复原克孜尔石窟壁画,还只是第一步(2)
荣新江:如何对待流失的龟兹石窟壁画,自近代西方探险家到来之时就是一个争议问题。德国探险队切割的壁画最多,他们内部也有不同的看法。格伦威德尔是一位美术史家,他在勒柯克切割壁画之前,希望自己能先观察壁画的位置,详细记录,甚至制作摹本。直到现在,在柏林的亚洲艺术博物馆里,所有从龟兹石窟切割的壁画都按照原来的高度,镶嵌在博物馆相应的位置上,比如拐角和窟顶。但当时勒柯克有时候不管这一套,在格伦威德尔到来之前就把壁画切割得面目全非,所以他们俩后来产生了很大的矛盾。
在勒柯克的《新疆地下埋藏的宝藏》一书中,记载了他们是怎样仔细包装壁画、如何押运文物经过喀喇昆仑山。当时要到吉尔吉斯的奥什州才有火车。路程颠簸,他们说肠子都要颠坏了,可以想见壁画的情况。
这些龟兹石窟壁画经过了切割、转运、收藏、转卖,最后分散在世界各地的公私收藏机构中。在二战之前德国经济衰退的时候,勒柯克按照博物馆的决定,把部分龟兹壁画分批卖掉,所以目前在美国、日本等地都有从勒柯克处购买的克孜尔壁画。此外,苏联红军占领柏林后,一支特种部队不仅拿走了一大批欧洲的名画,也把部分龟兹石窟壁画抢运到了列宁格勒(今圣彼得堡)。一直到苏联解体后,俄罗斯才在2008年公布他们拥有几百幅龟兹壁画。因为当时俄罗斯通过了一项法案:所有二战的缴获品都是苏联人民用鲜血换来的战利品,不会还给任何国家。这样就增加了调查、复原克孜尔壁画的难度。

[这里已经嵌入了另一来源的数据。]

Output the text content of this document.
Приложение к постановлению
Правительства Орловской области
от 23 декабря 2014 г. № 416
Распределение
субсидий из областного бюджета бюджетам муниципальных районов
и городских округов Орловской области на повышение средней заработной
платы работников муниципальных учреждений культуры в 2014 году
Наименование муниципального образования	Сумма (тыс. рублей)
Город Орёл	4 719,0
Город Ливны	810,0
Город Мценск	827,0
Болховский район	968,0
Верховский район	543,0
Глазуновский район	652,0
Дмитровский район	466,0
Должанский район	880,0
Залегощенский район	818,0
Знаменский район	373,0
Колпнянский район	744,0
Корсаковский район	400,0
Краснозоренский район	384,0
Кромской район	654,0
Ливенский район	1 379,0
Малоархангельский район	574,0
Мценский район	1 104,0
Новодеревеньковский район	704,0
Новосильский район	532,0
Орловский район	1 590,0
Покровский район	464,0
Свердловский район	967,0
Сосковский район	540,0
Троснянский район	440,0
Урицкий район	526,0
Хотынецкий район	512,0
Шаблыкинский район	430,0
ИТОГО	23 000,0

西方目前对于第三世界国家的文物回归问题持有两种态度。西方博物馆主流的官方原则是,现在的博物馆不为殖民主义强盗买单,是斯坦因(指奥里尔·斯坦因,英国探险家、考古学家,曾骗购敦煌莫高窟大量文物)偷的,是勒柯克盗的,和现在的收藏单位没关系。他们宣称自己是世界博物馆,你们谁来看我们都给看,但是你们不能拿回去。但是具体负责某类藏品的馆长、官员,多是研究东方文化的学者出身,本身喜爱东方文化,对我们往往非常友好。所以赵莉在海外的工作过程中,遇到了许多善人,比如德国亚洲艺术博物馆的现任馆长鲁克斯,就对赵莉的工作给予了大力的支持和帮助。
克孜尔石窟壁画的复原研究具有怎样的意义?
荣新江:无论是美术史研究,还是龟兹历史文化研究,都需要原始材料的完整性。联合国教科文组织评估一项遗址能否成为世界文化遗产的一条重要标准,就是文物的不可移动性。如果文物从原址移走,便不能成为世界文化遗产。所以流散在外的文物、壁画等等都必须回到原处。壁画回到原处之后才有了场景,有了高低、环境、色彩。
托21世纪的福,可以用数字化的手法把文物放回原处。这是一项艰难的研究成果,赵莉的工作就是用这样的手段把克孜尔壁画“镶嵌”到石窟原来的壁面上。这项工作的重要意义之一,就是按照世界文化遗产保护的完整性要求,为将来这些文物的回归做学理的论证、具体工作路线的考察。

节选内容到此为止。